O massivo advento das novas tecnologias a esses contratos — instrumentos como a internet of things, big data, inteligência artificial, emprego de algoritmos, e.g, vem revolucionando o modus operandi que, por séculos, caracterizou a feitura/operação dos contratos de seguros. Nada obstante a relevância história da obra de Pedro Alvim, é como se, ao olhar para o futuro, pudéssemos inferir que ela não mais será capaz de lidar com as controvérsias que, fatalmente, surgirão, o que nos desafia a buscar critérios hábeis à sua solução.

Melhor explicando a arrojada afirmação, imaginemos que as seguradoras, baseadas em dados disponíveis nas grandes redes ou providos pelas big techs, saibam, em tempo real, a respeito de todos os hábitos de vida dos seus segurados. O que comem, os exercícios que praticam, a velocidade média de seus automóveis, o número de horas que dormem, se consomem drogas, bebidas, fumo etc. Seria isso utópico? Se, no passado, o pêndulo pertinente à assimetria de informação pesava contra as seguradoras, de agora em diante parece que a mecânica inversa é que prevalecerá [2].

Em outra sede, por ocasião de interessante evento promovido pela FGV Direito Rio, tivemos a oportunidade de estudar o primeiro sandbox regulatório organizado pela Susep que, a bem da verdade, correspondeu ao primeiro sandbox criado no país em todos os seus mercados regulados, antes mesmo da CVM ou do Bacen [3].

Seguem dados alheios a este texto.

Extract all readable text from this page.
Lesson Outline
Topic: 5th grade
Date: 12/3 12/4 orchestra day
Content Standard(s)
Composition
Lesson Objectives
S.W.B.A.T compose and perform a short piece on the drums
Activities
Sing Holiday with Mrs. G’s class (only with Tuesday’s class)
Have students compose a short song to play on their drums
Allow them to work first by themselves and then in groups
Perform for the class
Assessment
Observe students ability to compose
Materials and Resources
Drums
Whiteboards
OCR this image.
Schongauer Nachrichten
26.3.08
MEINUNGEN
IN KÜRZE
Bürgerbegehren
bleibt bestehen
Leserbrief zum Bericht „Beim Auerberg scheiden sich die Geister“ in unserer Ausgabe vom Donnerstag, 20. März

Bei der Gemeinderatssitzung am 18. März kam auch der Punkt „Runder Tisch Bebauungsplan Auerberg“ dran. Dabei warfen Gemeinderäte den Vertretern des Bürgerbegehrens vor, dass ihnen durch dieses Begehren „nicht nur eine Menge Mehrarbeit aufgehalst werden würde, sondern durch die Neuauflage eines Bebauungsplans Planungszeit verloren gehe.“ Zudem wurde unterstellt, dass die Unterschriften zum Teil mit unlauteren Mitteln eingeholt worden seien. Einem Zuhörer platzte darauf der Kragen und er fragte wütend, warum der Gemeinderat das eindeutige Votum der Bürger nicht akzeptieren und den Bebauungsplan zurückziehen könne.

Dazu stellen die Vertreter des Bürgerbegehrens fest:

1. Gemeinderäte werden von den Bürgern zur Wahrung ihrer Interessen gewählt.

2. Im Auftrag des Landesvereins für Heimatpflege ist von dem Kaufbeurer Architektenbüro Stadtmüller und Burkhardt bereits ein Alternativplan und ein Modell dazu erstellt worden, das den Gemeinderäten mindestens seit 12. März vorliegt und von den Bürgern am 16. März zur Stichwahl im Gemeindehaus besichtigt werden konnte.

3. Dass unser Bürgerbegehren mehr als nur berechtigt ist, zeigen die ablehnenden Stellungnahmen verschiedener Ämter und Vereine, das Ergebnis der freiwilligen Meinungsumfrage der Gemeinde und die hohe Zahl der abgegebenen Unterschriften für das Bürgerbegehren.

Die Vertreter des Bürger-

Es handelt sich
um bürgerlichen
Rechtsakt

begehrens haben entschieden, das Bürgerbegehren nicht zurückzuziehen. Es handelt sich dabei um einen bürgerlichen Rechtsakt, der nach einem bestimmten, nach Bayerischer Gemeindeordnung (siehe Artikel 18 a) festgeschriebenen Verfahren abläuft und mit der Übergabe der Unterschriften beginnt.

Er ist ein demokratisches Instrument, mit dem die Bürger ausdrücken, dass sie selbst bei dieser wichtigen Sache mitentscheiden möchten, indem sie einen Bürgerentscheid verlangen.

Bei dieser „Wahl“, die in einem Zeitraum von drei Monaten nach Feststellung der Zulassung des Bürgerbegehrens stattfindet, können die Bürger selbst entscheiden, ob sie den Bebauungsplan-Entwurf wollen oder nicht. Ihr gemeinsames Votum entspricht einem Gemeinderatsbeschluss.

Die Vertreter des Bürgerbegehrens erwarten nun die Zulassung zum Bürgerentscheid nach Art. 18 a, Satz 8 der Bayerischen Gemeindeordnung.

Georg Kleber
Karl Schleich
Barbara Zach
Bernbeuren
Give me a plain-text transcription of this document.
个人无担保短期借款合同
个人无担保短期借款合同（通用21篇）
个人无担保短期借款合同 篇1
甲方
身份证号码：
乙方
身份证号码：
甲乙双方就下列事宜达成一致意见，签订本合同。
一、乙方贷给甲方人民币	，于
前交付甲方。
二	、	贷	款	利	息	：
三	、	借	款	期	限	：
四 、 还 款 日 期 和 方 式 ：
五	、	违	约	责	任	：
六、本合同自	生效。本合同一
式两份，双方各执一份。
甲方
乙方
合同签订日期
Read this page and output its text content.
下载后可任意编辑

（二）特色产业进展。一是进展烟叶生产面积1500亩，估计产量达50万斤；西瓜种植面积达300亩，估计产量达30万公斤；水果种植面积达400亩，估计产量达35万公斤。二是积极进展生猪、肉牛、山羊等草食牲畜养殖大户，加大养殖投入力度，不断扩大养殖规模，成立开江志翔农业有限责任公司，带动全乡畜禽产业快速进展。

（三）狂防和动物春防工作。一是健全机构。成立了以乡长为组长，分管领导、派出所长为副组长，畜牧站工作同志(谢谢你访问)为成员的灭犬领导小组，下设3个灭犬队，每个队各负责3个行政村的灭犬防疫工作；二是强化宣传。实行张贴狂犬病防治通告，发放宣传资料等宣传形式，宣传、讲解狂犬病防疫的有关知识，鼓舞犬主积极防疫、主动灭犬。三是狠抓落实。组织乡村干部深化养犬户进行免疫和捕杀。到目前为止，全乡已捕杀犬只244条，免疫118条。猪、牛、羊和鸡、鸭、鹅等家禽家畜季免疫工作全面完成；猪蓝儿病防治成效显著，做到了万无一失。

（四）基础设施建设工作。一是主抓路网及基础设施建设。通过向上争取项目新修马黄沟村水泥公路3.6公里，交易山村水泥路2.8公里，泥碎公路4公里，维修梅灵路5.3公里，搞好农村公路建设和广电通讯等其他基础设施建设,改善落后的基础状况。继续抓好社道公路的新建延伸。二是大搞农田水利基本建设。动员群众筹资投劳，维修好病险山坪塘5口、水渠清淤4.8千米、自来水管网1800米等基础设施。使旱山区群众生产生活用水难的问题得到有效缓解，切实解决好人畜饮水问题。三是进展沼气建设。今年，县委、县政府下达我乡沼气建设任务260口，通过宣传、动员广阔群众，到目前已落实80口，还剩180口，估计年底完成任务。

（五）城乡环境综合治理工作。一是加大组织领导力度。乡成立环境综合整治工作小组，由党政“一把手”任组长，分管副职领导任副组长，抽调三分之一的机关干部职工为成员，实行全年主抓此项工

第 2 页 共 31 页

A iniciativa pioneira da Susep foi inspirada pelo berço dos sandboxes regulatórios a nível mundial, aquele criado pela FCA (Financial Conduct Authority) em 2016 [4].

Relembrando as principais características do sandbox criado pela Susep, vale dizer que ele é exclusivo para empresas concebidas à atividade de seguradora, ou seja, atividades outras, ainda que integrantes da cadeia produtiva dos seguros, não se encontram contempladas por esse novel modelo regulatório, característica que se aparta do sandbox londrino [5].

Ilustrando a assertiva anterior, imaginemos que uma determinada empresa tenha desenvolvido, por intermédio de tecnologias novíssimas, uma maneira mais eficiente de absorver dados e regular sinistros, independentemente de burocracia, preenchimento de formulários, envio de documentos, baseando-se no cruzamento de dados consentidos pelo segurado. Dita empresa, como se disse, dedicada apenas à regulação de sinistros, não poderia aplicar para o ingresso no sandbox de seguros brasileiro, nada obstante o projeto inovador em referência.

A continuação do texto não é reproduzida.